Michael Buffer stretches out the intro this time around; still didn't quite get out as long as Ryan, but he held the note better. I like that they used the actual fanfare from the Creed/Balboa fight, and not just "Gonna Fly Now."
It's 180-pound David Cook against the flyweight David Archuleta. (I said 92 pounds, but Buffer said "About a hundred." Heh. He wore the heavy socks tonight.) Simon says that they have to hate each other, and Archuleta spoils that instantly by saying that DC is awesome. Cook wryly notes that he can't say anything now without sounding trite.
Clive Davis and Andrew Lloyd Weber are the cornermen for this. Clive picks "Still Haven't Found What I'm Looking For" by U2. He does pretty well, albeit not quite as dynamic as the original. Randy is going to call him DC (just like I did, yo, but I typed it first, dawg), and is happy about the performance. Paula says there's no need to keep looking (show's over! Drive safe!). Simon calls in phenomenal.
Now we all get to worry, because the Crown Prince gets to sing "Don't Let the Sun Go Down on Me," and it's a great pick for him. He gets to be emo and offer us all as much gum as his fellow Oompa-Loompas can deliver. He's even doing it while he's sitting down! Randy is shrieking that the whole stage is lava; Paula says that everything is bright and sunshiny. Simon says it's very easy to be overexcited, but that tonight's performance was possibly his best so far, calls round one to the Crown Prince. He doesn't look happy that he's said it, either. Tweeners are holding up signs asking for his sweet gum-bearing hand in wedlock. Crrrreeeeeeepy.
ALW says that DC may have a little doubt in his voice. We'll see now; the song is "Dream Big," one of the songs from the Putrid First Single Competition they held this year. DC is done with this waltzing the stage. He's got his guitar and leather jacket, and is rocking the tune, as best it can be rocked. The chorus is eh, lyrically, but a bit better than the usual AI standard. The judges are basically saying the same thing: the song didn't live up to the performer. Agreed.
Archuleta is coming up. "In This Moment," probably another Putrid Contest entry. "Reflection/perfection," heh, ALW is right - who wrote this? Holy crap, the Crown Prince is using Kristy Lee's step/crouch move! He has anchors all over his ugly jacket. And they show a long shot of the whole crowd, confirming my suspicions: it's only the front couple of rows doing the slow arm wave; it's all designed to get themselves camera attention. Nobody else cares. Thank goodness. Why is his face such a dull mask when he's hitting the big notes at the end? It's horrible. It sounded very good, but it looked weird. And again, the song was blecch. "Fantastically self-centered lyric," Simon says, but says it was a better choice and he takes round two. DC is going to have to knock him out - or Archie's gonna have to huck up a hairball on Ryan's lapel.

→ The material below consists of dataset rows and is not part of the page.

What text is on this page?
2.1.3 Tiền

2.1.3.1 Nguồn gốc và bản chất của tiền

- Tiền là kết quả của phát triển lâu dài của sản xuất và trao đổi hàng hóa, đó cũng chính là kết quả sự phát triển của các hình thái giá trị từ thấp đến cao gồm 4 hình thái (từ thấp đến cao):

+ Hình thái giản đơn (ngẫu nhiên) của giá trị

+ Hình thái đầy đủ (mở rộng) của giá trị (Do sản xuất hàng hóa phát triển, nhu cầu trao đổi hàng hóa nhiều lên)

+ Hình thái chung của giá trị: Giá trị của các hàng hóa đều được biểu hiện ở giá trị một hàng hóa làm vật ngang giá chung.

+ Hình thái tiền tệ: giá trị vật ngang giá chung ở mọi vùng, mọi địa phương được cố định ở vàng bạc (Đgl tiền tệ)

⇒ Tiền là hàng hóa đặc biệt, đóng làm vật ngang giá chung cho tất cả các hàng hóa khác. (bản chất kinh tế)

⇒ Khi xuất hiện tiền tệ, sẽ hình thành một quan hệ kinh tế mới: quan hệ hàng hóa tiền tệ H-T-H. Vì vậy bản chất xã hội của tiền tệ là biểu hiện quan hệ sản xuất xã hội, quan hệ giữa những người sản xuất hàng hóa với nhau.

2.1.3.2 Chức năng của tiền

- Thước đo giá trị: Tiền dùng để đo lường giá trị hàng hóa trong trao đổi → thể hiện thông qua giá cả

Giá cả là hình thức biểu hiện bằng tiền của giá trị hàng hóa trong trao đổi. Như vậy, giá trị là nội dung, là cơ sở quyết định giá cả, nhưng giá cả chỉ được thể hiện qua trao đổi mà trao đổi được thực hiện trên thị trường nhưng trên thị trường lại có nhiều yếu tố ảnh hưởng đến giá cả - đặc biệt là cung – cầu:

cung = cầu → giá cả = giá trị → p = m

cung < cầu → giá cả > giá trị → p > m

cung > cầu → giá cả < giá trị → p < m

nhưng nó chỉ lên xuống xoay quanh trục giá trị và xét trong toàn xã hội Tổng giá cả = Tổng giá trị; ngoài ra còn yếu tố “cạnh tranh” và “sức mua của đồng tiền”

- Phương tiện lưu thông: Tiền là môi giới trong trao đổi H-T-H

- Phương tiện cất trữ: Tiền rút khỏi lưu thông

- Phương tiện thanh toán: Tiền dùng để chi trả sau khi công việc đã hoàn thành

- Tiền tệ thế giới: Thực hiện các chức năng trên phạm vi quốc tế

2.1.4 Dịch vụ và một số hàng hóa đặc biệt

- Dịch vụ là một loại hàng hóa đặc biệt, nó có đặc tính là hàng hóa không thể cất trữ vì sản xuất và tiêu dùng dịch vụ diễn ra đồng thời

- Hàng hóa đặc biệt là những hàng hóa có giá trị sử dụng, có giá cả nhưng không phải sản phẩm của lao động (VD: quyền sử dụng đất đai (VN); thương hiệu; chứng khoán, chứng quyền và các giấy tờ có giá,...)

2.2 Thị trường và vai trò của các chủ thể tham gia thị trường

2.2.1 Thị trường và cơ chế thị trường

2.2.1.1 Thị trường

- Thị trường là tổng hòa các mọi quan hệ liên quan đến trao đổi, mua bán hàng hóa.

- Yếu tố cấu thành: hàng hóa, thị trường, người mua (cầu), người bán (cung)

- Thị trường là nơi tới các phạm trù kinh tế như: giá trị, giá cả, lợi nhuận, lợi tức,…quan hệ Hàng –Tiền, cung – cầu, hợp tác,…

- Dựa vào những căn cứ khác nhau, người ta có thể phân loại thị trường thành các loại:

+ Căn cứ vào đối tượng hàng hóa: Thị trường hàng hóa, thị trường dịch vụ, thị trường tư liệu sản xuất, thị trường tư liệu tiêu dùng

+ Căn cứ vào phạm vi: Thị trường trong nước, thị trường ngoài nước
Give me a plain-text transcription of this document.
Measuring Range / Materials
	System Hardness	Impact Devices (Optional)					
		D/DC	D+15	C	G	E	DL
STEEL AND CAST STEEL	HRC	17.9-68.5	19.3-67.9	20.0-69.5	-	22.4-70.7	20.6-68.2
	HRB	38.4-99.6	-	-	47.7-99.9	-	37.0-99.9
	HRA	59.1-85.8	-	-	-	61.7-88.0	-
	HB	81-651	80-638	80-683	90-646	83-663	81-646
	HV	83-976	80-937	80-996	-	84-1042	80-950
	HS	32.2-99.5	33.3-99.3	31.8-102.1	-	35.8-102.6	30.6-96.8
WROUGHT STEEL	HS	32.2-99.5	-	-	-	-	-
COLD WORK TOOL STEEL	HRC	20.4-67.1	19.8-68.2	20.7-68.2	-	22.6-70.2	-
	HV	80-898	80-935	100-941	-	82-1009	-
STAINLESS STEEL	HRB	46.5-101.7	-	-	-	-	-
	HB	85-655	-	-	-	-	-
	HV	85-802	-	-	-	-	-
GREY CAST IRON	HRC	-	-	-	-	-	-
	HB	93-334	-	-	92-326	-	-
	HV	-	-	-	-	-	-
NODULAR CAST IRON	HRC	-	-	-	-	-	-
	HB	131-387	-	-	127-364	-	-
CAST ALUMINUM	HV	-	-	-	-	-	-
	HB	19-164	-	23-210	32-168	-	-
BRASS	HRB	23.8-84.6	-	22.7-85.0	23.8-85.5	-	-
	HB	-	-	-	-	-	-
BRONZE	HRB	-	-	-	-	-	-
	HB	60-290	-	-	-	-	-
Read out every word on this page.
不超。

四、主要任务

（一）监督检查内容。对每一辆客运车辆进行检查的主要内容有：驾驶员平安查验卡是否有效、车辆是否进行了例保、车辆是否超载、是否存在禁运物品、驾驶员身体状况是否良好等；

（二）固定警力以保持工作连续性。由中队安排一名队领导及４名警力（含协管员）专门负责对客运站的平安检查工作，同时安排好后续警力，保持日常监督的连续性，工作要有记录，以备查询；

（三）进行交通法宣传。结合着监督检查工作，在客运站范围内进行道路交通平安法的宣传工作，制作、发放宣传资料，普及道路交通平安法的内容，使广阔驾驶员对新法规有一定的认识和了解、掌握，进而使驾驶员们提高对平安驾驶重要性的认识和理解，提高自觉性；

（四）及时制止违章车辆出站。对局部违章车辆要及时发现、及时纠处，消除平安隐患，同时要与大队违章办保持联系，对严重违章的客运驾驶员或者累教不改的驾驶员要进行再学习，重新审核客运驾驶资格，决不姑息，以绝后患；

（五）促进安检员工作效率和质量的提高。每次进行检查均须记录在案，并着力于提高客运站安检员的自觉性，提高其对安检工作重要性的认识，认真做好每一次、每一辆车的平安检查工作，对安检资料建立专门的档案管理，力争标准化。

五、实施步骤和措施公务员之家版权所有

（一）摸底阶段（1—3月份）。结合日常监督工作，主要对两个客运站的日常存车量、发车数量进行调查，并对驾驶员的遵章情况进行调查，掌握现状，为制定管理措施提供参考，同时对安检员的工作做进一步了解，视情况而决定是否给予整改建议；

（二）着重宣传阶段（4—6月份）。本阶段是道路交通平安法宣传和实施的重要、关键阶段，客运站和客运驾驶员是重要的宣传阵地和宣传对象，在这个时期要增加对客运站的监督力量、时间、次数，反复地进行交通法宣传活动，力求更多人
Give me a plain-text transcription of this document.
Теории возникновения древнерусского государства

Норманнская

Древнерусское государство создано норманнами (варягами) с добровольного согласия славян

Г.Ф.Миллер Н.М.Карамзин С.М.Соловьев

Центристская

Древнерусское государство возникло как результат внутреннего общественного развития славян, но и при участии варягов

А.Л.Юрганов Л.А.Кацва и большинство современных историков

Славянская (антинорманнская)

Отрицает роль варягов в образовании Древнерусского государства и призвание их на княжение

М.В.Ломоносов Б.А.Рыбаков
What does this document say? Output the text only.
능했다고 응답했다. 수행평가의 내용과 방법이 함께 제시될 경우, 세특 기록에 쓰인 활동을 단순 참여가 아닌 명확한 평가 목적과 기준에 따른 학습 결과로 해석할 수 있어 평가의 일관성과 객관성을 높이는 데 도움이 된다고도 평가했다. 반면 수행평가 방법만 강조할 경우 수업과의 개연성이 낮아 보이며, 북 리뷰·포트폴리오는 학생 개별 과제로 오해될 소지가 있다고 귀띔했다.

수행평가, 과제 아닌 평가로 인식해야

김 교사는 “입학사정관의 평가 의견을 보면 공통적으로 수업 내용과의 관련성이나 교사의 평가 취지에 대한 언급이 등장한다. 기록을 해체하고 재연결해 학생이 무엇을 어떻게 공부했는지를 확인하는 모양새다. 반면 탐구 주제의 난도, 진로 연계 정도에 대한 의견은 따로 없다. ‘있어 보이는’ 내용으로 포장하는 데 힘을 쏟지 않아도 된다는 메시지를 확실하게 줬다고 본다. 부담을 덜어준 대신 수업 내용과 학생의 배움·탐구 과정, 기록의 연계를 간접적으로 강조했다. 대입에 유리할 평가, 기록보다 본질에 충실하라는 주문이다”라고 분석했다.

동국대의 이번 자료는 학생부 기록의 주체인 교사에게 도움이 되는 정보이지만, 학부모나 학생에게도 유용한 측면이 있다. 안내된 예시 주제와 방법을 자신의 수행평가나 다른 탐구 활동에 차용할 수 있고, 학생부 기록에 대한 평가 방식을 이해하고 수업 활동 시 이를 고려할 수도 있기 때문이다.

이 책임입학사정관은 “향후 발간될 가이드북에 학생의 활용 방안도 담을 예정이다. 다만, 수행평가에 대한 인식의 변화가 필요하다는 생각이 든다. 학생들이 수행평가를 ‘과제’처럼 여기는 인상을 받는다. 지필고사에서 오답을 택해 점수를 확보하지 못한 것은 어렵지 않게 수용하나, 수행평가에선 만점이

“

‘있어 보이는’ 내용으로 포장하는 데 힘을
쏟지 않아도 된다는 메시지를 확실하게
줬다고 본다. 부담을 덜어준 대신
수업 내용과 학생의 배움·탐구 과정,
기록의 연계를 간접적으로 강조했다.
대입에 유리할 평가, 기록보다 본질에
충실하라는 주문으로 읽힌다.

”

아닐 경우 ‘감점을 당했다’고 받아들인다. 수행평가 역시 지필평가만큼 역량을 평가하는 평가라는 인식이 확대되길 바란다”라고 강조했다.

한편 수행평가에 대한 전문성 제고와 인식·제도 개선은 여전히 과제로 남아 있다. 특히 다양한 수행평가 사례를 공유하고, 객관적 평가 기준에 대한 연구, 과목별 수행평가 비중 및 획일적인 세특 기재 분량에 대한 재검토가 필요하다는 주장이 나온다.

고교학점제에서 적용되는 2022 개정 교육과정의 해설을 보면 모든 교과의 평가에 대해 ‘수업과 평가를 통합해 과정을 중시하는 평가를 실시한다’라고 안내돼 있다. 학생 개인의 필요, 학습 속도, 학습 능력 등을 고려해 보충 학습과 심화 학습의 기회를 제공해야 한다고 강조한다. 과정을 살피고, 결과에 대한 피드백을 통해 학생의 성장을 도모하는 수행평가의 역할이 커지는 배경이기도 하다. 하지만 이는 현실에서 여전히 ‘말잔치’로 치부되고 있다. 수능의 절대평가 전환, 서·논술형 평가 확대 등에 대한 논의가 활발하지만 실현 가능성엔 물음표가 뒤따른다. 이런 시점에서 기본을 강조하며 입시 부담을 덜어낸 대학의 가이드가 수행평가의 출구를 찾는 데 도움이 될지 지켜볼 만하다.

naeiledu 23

Finally, the contestant choice. ALW says to pick something with a cry of passion, so DC goes with "The World I Know" by Collective Soul - a song he's never performed before. Hope this pays off. Archuleta will sing "Imagine." AGAIN. $$#^%$! That miserable Marxist dirge. Little snot. "If anyone needs me, I'll be in the Angry Dome."
I don't even want to listen. DC is singing far the better song, but the "hug the puppies" kumbaya crowd is going to fall for the Crown Prince of the Politburo. DC absolutely nailed the final song, though, and is actually tearing up here. It's a terrific job, and brilliant choice: he sang an Archuleta song, only it had balls. Magnificent. Randy thinks he should put it on the album and sell it now, Paula applauds him, but Simon thinks he should have gone with Billie Jean or Hello. "Why do something I've already done?" he replies. Hot damn! Twist that knife.
OK, the Commie bunk. "Imagine no possessions." Imagine no record contract, kiddo. He is doing a different arrangement of it, acoustic with strings, but he only sang the one verse and chorus, and that's it. ...the hell? He's showing some actual emotion this time, but "the world will live as one" is, strictly speaking, CRAP. If we all took this song's advice, the world would die as one.
I can't believe what I'm hearing. The judges fell for this! He wasn't even that good this third time. He barely sang any of the song. I am so irked right now. DC showed range, emotion, and wasn't a repetitive tool. He will sell so many more records than the Crown Prince.
Hey, Ruben's here! They're recapping the season's big moments. "No Sex Allowed!" There's the glee club kid, and the Asian Liberace! Good times. Jason Castro! Danny Noriega! I will try to forget the horror of this final hour and think of David Cook owning the Billboard.